2. Then you need to report collected data with
[`webrtc::test::PrintResult(...)`][6]. By using these method you will also
specify name of the plottable metric.
After these steps it will be possible to export your metric for plotting. There
are several options how you can do this:
1. Use [`webrtc::TestMain::Create()`][7] as `main` function implementation, for
example use [`test/test_main.cc`][8] as `main` function for your test.
In such case your binary will have flag `--plot`, where you can provide a
list of metrics, that you want to plot or specify `all` to plot all
available metrics.
If `--plot` is specified, the binary will output metrics data into `stdout`.

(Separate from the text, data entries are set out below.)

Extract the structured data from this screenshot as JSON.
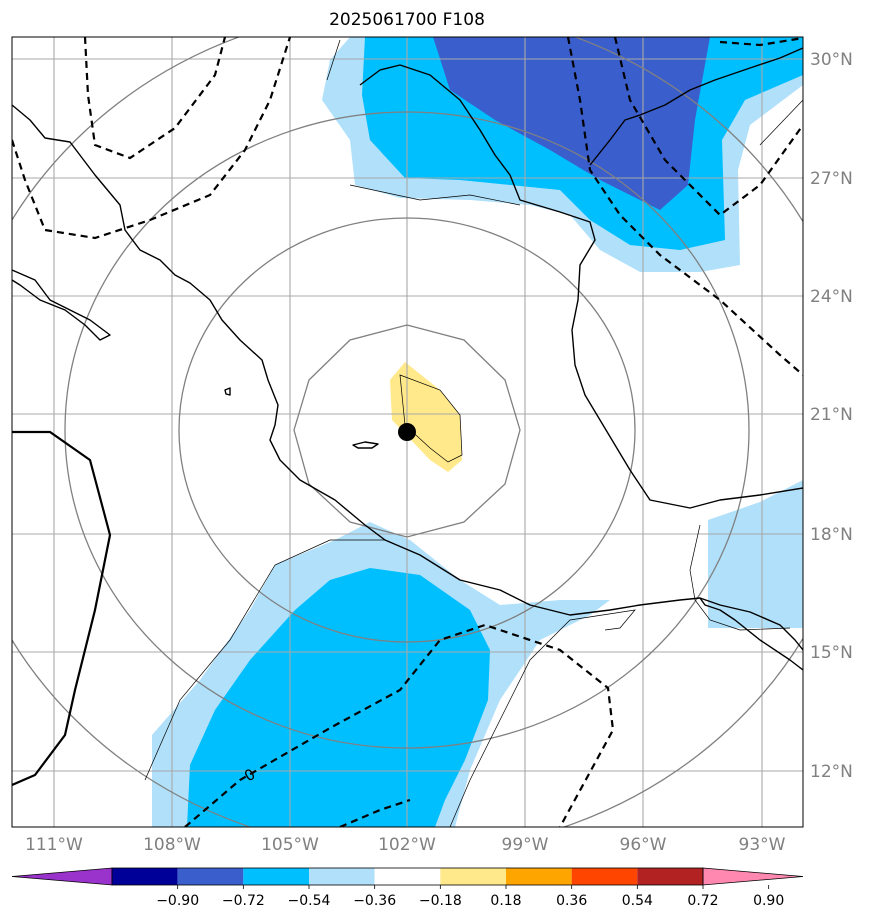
{
  "title": "2025061700 F108",
  "map": {
    "lon_labels": [
      "111°W",
      "108°W",
      "105°W",
      "102°W",
      "99°W",
      "96°W",
      "93°W"
    ],
    "lat_labels": [
      "30°N",
      "27°N",
      "24°N",
      "21°N",
      "18°N",
      "15°N",
      "12°N"
    ],
    "contour_label": "0",
    "center_marker": {
      "lon": -102,
      "lat": 20.6
    }
  },
  "colorbar": {
    "colors": [
      "#9933cc",
      "#000099",
      "#3a5fcd",
      "#00bfff",
      "#b0e0fa",
      "#ffffff",
      "#ffe98a",
      "#ffa500",
      "#ff4500",
      "#b22222",
      "#ff88b0"
    ],
    "tick_labels": [
      "−0.90",
      "−0.72",
      "−0.54",
      "−0.36",
      "−0.18",
      "0.18",
      "0.36",
      "0.54",
      "0.72",
      "0.90"
    ]
  }
}
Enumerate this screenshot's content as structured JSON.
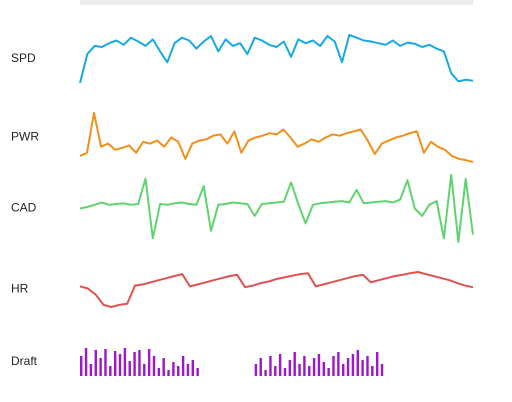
{
  "chart_data": [
    {
      "type": "line",
      "label": "SPD",
      "color": "#17a9e1",
      "values": [
        2,
        55,
        70,
        68,
        75,
        80,
        72,
        85,
        78,
        70,
        82,
        60,
        40,
        75,
        85,
        80,
        65,
        78,
        88,
        60,
        82,
        70,
        75,
        55,
        85,
        80,
        72,
        68,
        78,
        50,
        82,
        75,
        80,
        70,
        88,
        78,
        40,
        90,
        85,
        80,
        78,
        75,
        72,
        80,
        70,
        76,
        74,
        68,
        72,
        65,
        60,
        20,
        5,
        8,
        6
      ]
    },
    {
      "type": "line",
      "label": "PWR",
      "color": "#f0901a",
      "values": [
        25,
        30,
        95,
        40,
        45,
        35,
        38,
        42,
        30,
        48,
        45,
        50,
        40,
        55,
        48,
        20,
        45,
        50,
        52,
        58,
        60,
        45,
        65,
        30,
        50,
        55,
        58,
        62,
        60,
        68,
        55,
        40,
        45,
        52,
        48,
        55,
        60,
        58,
        62,
        65,
        68,
        50,
        28,
        45,
        50,
        55,
        58,
        62,
        65,
        30,
        48,
        40,
        35,
        25,
        20,
        18,
        15
      ]
    },
    {
      "type": "line",
      "label": "CAD",
      "color": "#5fd36e",
      "values": [
        50,
        52,
        55,
        58,
        55,
        56,
        57,
        55,
        56,
        90,
        10,
        56,
        55,
        57,
        58,
        56,
        55,
        80,
        20,
        55,
        56,
        58,
        57,
        56,
        40,
        56,
        57,
        58,
        59,
        85,
        56,
        30,
        55,
        57,
        58,
        59,
        60,
        58,
        75,
        57,
        58,
        59,
        60,
        58,
        62,
        88,
        50,
        40,
        55,
        60,
        10,
        95,
        5,
        90,
        15
      ]
    },
    {
      "type": "line",
      "label": "HR",
      "color": "#e0524f",
      "values": [
        60,
        55,
        40,
        15,
        10,
        15,
        18,
        62,
        65,
        70,
        75,
        80,
        85,
        90,
        60,
        65,
        70,
        75,
        80,
        85,
        88,
        58,
        62,
        68,
        72,
        78,
        82,
        86,
        90,
        92,
        60,
        65,
        70,
        75,
        80,
        85,
        88,
        70,
        75,
        80,
        85,
        88,
        92,
        95,
        90,
        85,
        80,
        75,
        68,
        62,
        58
      ]
    },
    {
      "type": "bar",
      "label": "Draft",
      "color": "#9b19c8",
      "values": [
        20,
        28,
        12,
        26,
        18,
        27,
        10,
        25,
        22,
        28,
        15,
        24,
        26,
        12,
        27,
        20,
        8,
        18,
        6,
        14,
        10,
        20,
        12,
        16,
        8,
        0,
        0,
        0,
        0,
        0,
        0,
        0,
        0,
        0,
        0,
        0,
        12,
        18,
        6,
        20,
        10,
        22,
        8,
        16,
        24,
        12,
        20,
        10,
        18,
        22,
        14,
        8,
        20,
        24,
        12,
        18,
        22,
        26,
        16,
        20,
        10,
        24,
        12,
        0,
        0,
        0,
        0,
        0,
        0,
        0,
        0,
        0,
        0,
        0,
        0,
        0,
        0,
        0,
        0,
        0,
        0
      ]
    }
  ]
}
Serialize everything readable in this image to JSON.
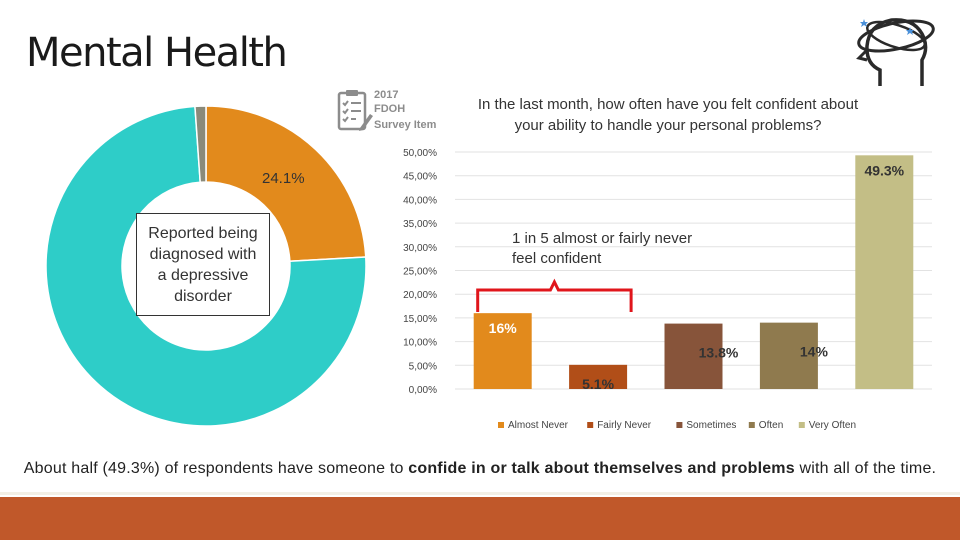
{
  "page": {
    "title": "Mental Health",
    "badge": {
      "year": "2017",
      "org": "FDOH",
      "sub": "Survey Item"
    },
    "summary": {
      "part1": "About half (49.3%) of respondents have someone to ",
      "bold1": "confide in or talk about themselves and problems",
      "part2": " with all of the time."
    },
    "colors": {
      "band": "#c0582a"
    },
    "icons": {
      "brain": "head-with-orbits-icon",
      "survey": "clipboard-checklist-icon"
    }
  },
  "chart_data": [
    {
      "type": "pie",
      "variant": "donut",
      "slices": [
        {
          "value": 24.1,
          "color": "#e28a1c"
        },
        {
          "value": 74.8,
          "color": "#2ecdc8"
        },
        {
          "value": 1.1,
          "color": "#8a8a7a"
        }
      ],
      "data_label": "24.1%",
      "callout": "Reported being diagnosed with a depressive disorder"
    },
    {
      "type": "bar",
      "title": "In the last month, how often have you felt confident about your ability to handle your personal problems?",
      "categories": [
        "Almost Never",
        "Fairly Never",
        "Sometimes",
        "Often",
        "Very Often"
      ],
      "values": [
        16,
        5.1,
        13.8,
        14,
        49.3
      ],
      "data_labels": [
        "16%",
        "5.1%",
        "13.8%",
        "14%",
        "49.3%"
      ],
      "colors": [
        "#e28a1c",
        "#b14e18",
        "#87543a",
        "#8f7a4e",
        "#c3be86"
      ],
      "ylim": [
        0,
        50
      ],
      "yticks": [
        "0,00%",
        "5,00%",
        "10,00%",
        "15,00%",
        "20,00%",
        "25,00%",
        "30,00%",
        "35,00%",
        "40,00%",
        "45,00%",
        "50,00%"
      ],
      "grid": true,
      "legend": "bottom",
      "annotation": "1 in 5 almost or fairly never feel confident"
    }
  ]
}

Then you need to pipe this `stdout` into python plotter script
[`rtc_tools/metrics_plotter.py`][9], which will plot data.
Examples:
```shell
$ ./out/Default/test_support_unittests \
--gtest_filter=PeerConnectionE2EQualityTestSmokeTest.Svc \
--nologs \
--plot=all \
| python rtc_tools/metrics_plotter.py
```
```shell
$ ./out/Default/test_support_unittests \
--gtest_filter=PeerConnectionE2EQualityTestSmokeTest.Svc \
--nologs \
--plot=psnr,ssim \
| python rtc_tools/metrics_plotter.py
```
Example chart: ![PSNR changes during the test](in_test_psnr_plot.png)
2. Use API from [`test/testsupport/perf_test.h`][10] directly by invoking
`webrtc::test::PrintPlottableResults(const std::vector<std::string>&
desired_graphs)` to print plottable metrics to stdout. Then as in previous
option you need to pipe result into plotter script.